How can we know anything from our texts?

J.C. Baker left a very good question in the comments of the previous post:
I am glad to see this discussion on the historical validity of Acts. I am working toward a dissertation in Acts and cannot simply dismiss that there is some historical value in Luke's narrative. Granted, my minor is theological hermeneutics so i am constantly asking, "how do we know anything is of historical value?"
This is THE question, isn't it? It is a question that we must keep before us every minute as we work through our texts. Skepticism must be second nature. But a working skepticism doesn't mean that we ditch the text as unable to yield any historical information. For me it means that we start with the assumption that the text is not directly relating history - that is, as it is written, it is not telling us how history actually happened. It is a narrative of memory and theology. As skeptics, we begin from the position that the narrative must prove its history to us.

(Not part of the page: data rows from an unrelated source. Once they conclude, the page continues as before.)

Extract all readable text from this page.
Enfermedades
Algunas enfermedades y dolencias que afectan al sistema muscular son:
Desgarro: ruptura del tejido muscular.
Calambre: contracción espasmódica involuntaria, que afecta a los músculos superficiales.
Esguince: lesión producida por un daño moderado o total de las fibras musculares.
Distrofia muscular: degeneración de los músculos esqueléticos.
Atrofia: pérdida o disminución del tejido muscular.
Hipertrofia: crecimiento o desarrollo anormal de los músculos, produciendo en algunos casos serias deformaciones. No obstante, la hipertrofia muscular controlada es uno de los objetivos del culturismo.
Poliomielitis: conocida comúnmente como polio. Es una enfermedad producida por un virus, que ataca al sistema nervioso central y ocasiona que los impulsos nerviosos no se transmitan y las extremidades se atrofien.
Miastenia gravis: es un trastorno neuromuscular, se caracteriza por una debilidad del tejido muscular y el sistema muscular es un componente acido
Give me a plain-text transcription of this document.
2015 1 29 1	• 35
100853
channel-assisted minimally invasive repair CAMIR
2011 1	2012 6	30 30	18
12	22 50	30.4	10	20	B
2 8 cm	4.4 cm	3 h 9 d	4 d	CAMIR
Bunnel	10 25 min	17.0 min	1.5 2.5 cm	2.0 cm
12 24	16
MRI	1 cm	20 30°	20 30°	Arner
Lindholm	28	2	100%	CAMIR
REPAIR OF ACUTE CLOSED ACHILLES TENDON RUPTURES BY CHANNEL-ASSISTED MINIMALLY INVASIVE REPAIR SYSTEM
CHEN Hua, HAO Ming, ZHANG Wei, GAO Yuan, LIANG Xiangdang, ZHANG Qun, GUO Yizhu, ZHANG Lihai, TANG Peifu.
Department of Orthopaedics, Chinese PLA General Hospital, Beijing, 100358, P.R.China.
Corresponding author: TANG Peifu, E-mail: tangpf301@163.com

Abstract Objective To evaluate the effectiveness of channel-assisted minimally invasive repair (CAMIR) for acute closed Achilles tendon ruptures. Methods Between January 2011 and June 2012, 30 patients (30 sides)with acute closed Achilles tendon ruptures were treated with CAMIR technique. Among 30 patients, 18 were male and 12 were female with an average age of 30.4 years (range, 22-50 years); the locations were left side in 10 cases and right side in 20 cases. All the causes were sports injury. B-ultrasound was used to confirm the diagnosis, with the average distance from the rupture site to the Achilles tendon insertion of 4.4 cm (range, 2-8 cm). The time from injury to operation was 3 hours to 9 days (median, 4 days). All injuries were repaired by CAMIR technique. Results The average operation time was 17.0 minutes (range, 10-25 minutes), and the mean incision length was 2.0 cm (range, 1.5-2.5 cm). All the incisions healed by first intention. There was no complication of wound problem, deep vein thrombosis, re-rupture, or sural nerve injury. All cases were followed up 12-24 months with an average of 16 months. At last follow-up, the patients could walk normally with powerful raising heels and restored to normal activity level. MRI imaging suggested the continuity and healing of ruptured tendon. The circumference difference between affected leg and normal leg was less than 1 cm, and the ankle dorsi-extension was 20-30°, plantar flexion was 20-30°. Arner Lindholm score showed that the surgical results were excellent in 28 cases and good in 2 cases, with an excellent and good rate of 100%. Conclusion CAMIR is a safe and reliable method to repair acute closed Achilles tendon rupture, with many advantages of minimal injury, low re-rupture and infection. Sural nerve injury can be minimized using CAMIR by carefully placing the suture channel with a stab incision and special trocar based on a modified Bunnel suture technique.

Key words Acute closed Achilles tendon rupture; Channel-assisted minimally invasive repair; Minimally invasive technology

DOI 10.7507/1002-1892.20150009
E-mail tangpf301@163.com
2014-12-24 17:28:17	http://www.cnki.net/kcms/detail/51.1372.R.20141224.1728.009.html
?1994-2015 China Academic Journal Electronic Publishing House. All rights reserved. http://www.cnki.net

So the real quest is the one of historical hermeneutics, trying to recover elements that are older than the narrative itself, elements that might point us to an earlier time - to an earlier history and an earlier theology. Since communal memory functions to continually update the older traditions to keep them fresh and relevant, we can recover older memories and perhaps even sources by observing how the present author reworks the materials to his liking. Whatever he is reworking, is received tradition that he wishes to revise. This I call for lack of a better term, identification of authorial revision of received tradition. So this is my first step in historical reading.

My second step is reading against the grain, trying to read the narrative against its intended purpose, to see if this reveals anything of merit. Part of this process is identifying anything in the narrative that doesn't support the agenda of the author, anything that conflicts with the narrative's flow or the author's stated theology, anything that doesn't fit the author's contemporary story.

Third, I try to identify the bigger story that the author assumes its audience knows but which we might not know. Other contemporary texts help here because they may contain elements of this bigger picture. Mainly, it amounts to sitting down and mapping the elements in the narrative that are introduced but never explained. Then trying to understand these elements based on our knowledge of other texts from antiquity.

Fourth, I use other contemporary texts as points of comparison. In the case of Acts, we are so lucky to have Paul's letters (and James - yes, I think that James is an early letter from the Jerusalem church). These letters give us comparison points to evaluate what is going on in Acts.